In reply to an earlier post on Sep 7, 2012 8:53:00 PM PDT
Thanks for the input. I was unaware of the West Indies example. Another new book, AMERICA AFLAME, posits that religious fundamentalism contributed to the rancor over slavery on both sides, hardening opinion so that compromise was impossible. I have yet to read this on my Kindle and am about half-way through the other book on Dred Scott. I'm sure there are more constitutional morsels to discover and I will report them as I digest them.
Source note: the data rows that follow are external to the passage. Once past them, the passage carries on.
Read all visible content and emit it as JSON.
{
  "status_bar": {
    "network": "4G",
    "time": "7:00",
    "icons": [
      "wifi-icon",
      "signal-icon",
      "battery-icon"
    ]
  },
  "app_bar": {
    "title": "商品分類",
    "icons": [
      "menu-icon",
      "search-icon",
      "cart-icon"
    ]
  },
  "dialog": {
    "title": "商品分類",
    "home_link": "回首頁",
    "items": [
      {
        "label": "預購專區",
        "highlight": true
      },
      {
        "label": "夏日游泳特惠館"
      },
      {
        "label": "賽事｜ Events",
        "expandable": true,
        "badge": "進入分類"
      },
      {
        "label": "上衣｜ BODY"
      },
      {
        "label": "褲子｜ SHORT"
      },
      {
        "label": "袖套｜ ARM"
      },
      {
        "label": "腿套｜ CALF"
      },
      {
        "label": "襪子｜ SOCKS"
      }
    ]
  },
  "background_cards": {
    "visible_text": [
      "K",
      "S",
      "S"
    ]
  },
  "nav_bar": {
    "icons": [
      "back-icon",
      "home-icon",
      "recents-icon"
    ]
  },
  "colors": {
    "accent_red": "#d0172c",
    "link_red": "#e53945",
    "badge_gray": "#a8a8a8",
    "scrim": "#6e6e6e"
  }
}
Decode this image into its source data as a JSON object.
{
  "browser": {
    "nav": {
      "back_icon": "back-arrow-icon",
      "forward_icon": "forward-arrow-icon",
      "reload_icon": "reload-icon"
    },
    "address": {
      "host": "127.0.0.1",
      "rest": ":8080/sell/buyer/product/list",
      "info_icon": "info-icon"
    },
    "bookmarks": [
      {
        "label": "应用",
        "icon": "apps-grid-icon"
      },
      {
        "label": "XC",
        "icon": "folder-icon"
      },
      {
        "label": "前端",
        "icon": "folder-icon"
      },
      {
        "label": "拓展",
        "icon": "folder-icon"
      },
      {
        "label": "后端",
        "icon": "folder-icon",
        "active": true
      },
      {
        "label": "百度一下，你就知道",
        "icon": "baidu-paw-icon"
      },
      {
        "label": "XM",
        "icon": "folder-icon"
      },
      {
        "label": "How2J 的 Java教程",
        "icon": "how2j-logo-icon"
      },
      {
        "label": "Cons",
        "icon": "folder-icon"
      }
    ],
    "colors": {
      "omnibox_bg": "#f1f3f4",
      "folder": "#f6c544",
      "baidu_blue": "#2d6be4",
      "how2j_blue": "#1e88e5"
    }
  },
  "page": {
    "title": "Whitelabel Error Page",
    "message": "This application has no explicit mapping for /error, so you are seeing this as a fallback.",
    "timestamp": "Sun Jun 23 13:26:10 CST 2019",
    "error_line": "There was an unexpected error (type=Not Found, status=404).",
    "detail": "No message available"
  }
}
Posted on Sep 8, 2012 5:08:03 AM PDT
D. says:
Another new book, Apostles of Equality:The Birneys, the Republicans and the Civil War, describes how the slaveholders began the armed conflict as early as 1809, with Kentuckians raiding into Michigan to retrieve escaped slaves. These raids continued into the 1840s when egalitarian citizens retaliated, in several cases arresting the raiders. One such non-military guerrilla-type action in 1847 led Kentucky newspapers to condemn the "Michigan outrage" and induced Sen. Henry Clay to strengthen the Fugitive Slave Law in 1850, further accelerating inter-sectional tensions. The slaveholders had the Constitution and the Fugitive Slave Law on their side but the defenders hewed to the Declaration of Independence and natural law they felt came from God. The Dred Scott Decision came nearly half a century after the constitutional flaws had been exposed by the Michigan Raids. As the nation grew into non-slave territory westward divisions intensified and supposedly eminent statesmen like Clay, Stephen Douglas, John Floyd and Jefferson Davis were unable, or unwilling, to reach a peaceful solution. Lincoln's offer of compensated emancipation was pridefully scorned. And, eventually, the war came as James G. Birney had predicted decades before.

In reply to an earlier post on Sep 8, 2012 8:34:33 AM PDT
R. Largess says:
That's an interesting point. I believe that in many ways the American Revolution can be seen as a continuation of the English Civil War, where the constitutional aspect - Crown vs. Parliament - is complemented by the religious aspect - Church of England vs. Puritans. Abolitionism had its roots in New England, and the New England Puritan spirit - "Mine eyes have seen the glory of the coming of the Lord." The religious aspect was very powerful.